Member of Technical Staff - Pretraining / Inference Optimization
What if the difference between a research breakthrough and something people can actually use is squeezing 10x more performance out of the same hardware?
We're the ~50-person team behind Stable Diffusion, Stable Video Diffusion, and FLUX.1—models with 400M+ downloads. But here's the reality: frontier models are computationally expensive. Training runs that take weeks could take days with better optimization. Inference that takes seconds could be near-instantaneous. The gap between theoretical performance and what we're achieving is your opportunity. Your job is to push our models closer to the physical limits of GPUs.
What You'll Pioneer
You'll optimize training and inference for models at the cutting edge of what's possible—not by applying standard techniques from documentation, but by profiling deeply, understanding bottlenecks at the hardware level, and writing custom kernels when existing solutions aren't fast enough. This is low-level optimization work where every percentage point of improvement compounds across billions of operations.
You'll be the person who:
- Finds ideal training strategies (parallelism approaches, precision trade-offs) for a variety of model sizes and compute loads—because one-size-fits-all doesn't work at frontier scale
- Profiles, debugs, and optimizes single and multi-GPU operations using tools like Nsight and stack trace viewers to understand what's actually happening at the hardware level
- Reasons about the speed-quality trade-offs of quantization for model inference—knowing when reduced precision helps and when it hurts
- Develops and improves low-level kernel optimizations for state-of-the-art inference and training, writing custom implementations when off-the-shelf solutions leave performance on the table
- Innovates new ideas that bring us closer to the theoretical limits of GPU performance—exploring techniques that haven't been documented yet
Questions We're Wrestling With
- What's the optimal parallelism strategy for training transformer models at different scales, and how does it change with model architecture?
- Where are we memory-bound versus compute-bound, and what optimizations matter for each?
- How do you quantize diffusion models for inference without degrading generation quality?
- Which attention algorithms work best for our specific model architectures and sequence lengths?
- When should we write custom CUDA versus Triton kernels versus using existing implementations?
- How do we ensure kernel correctness while dealing with floating point errors that compound across billions of operations?
- What's the gap between our current performance and the theoretical limit of the hardware—and what's preventing us from closing it?

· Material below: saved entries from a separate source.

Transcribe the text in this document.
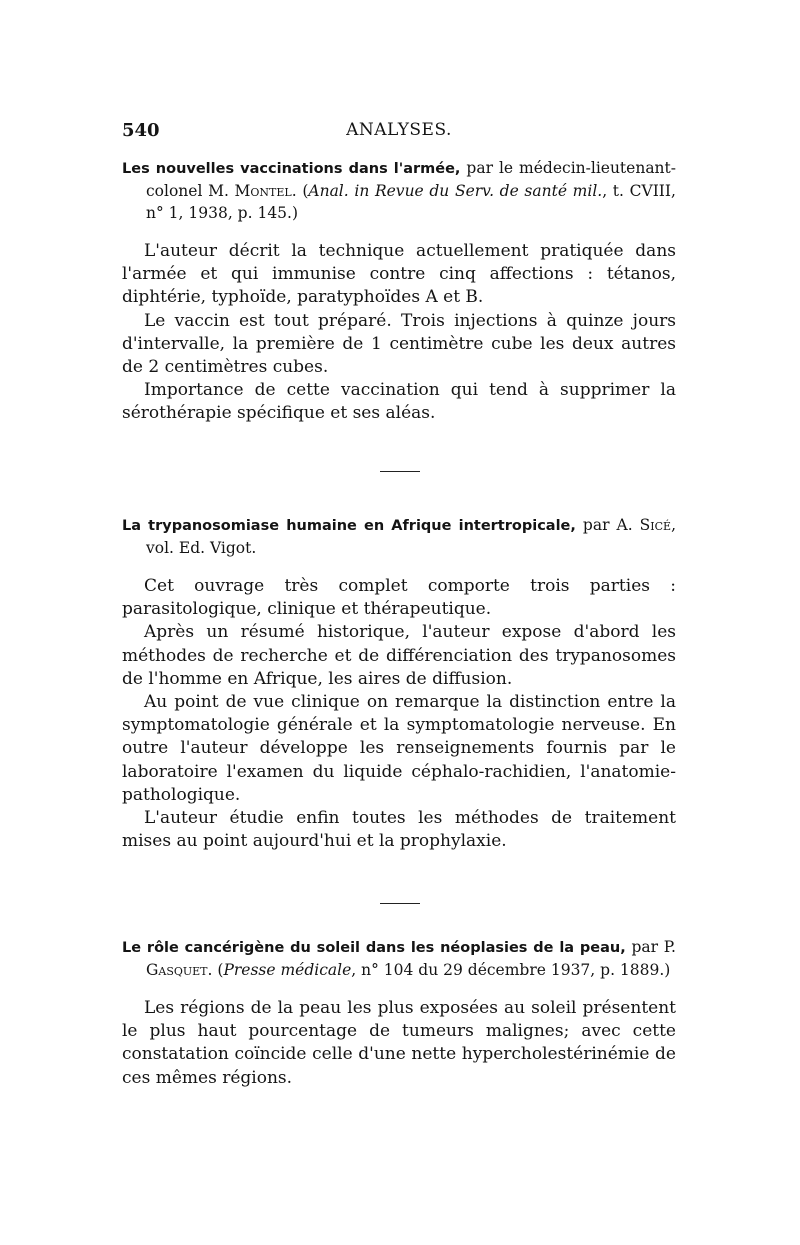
540	ANALYSES.
Les nouvelles vaccinations dans l'armée, par le médecin-lieutenant-colonel M. Montel. (Anal. in Revue du Serv. de santé mil., t. CVIII, n° 1, 1938, p. 145.)

L'auteur décrit la technique actuellement pratiquée dans l'armée et qui immunise contre cinq affections : tétanos, diphtérie, typhoïde, paratyphoïdes A et B.

Le vaccin est tout préparé. Trois injections à quinze jours d'intervalle, la première de 1 centimètre cube les deux autres de 2 centimètres cubes.

Importance de cette vaccination qui tend à supprimer la sérothérapie spécifique et ses aléas.

La trypanosomiase humaine en Afrique intertropicale, par A. Sicé, vol. Ed. Vigot.

Cet ouvrage très complet comporte trois parties : parasitologique, clinique et thérapeutique.

Après un résumé historique, l'auteur expose d'abord les méthodes de recherche et de différenciation des trypanosomes de l'homme en Afrique, les aires de diffusion.

Au point de vue clinique on remarque la distinction entre la symptomatologie générale et la symptomatologie nerveuse. En outre l'auteur développe les renseignements fournis par le laboratoire l'examen du liquide céphalo-rachidien, l'anatomie-pathologique.

L'auteur étudie enfin toutes les méthodes de traitement mises au point aujourd'hui et la prophylaxie.

Le rôle cancérigène du soleil dans les néoplasies de la peau, par P. Gasquet. (Presse médicale, n° 104 du 29 décembre 1937, p. 1889.)

Les régions de la peau les plus exposées au soleil présentent le plus haut pourcentage de tumeurs malignes; avec cette constatation coïncide celle d'une nette hypercholestérinémie de ces mêmes régions.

These aren't abstract questions—they're optimizations that determine whether training takes weeks or days, whether inference is interactive or frustrating.
Who Thrives Here
You understand GPUs at a deep level—memory hierarchy, computation capabilities, the gap between theoretical and achieved performance. You've written custom kernels and debugged why they're slower than expected. You know the difference between optimizations that work in microbenchmarks and optimizations that matter for real workloads. You get excited by profiler outputs and disappointed by wasted compute cycles.
You likely have:
- Familiarity with the latest and most effective techniques in optimizing inference and training workloads—not from reading papers, but from implementing them
- Experience optimizing for both memory-bound and compute-bound operations and understanding when each constraint matters
- Deep understanding of GPU memory hierarchy and computation capabilities—knowing what the hardware can do theoretically and what prevents us from achieving it
- Expertise with efficient attention algorithms and their performance characteristics at different scales
- Experience implementing both forward and backward Triton kernels and ensuring their correctness while considering floating point errors
- Proficiency using tools like pybind to integrate custom-written kernels into PyTorch frameworks
We'd be especially excited if you:
- Have experience with diffusion and autoregressive models and understand their specific optimization challenges
- Bring deep experience in low-level CUDA kernel optimizations beyond what Triton provides
- Have shipped optimizations that materially improved training or inference speed for production models
- Understand the tradeoffs between development time and performance gains
What We're Building Toward
We're not just optimizing models—we're pushing toward the physical limits of what's possible with current hardware. Every optimization you ship makes training faster and cheaper. Every kernel you write makes inference more responsive. Every technique you develop becomes part of how frontier models get built. If that sounds more compelling than applying existing optimizations, we should talk.
Base Annual Salary: $180,000–$300,000 USD
We're based in Europe and value depth over noise, collaboration over hero culture, and honest technical conversations over hype. Our models have been downloaded hundreds of millions of times, but we're still a ~50-person team learning what's possible at the edge of generative AI.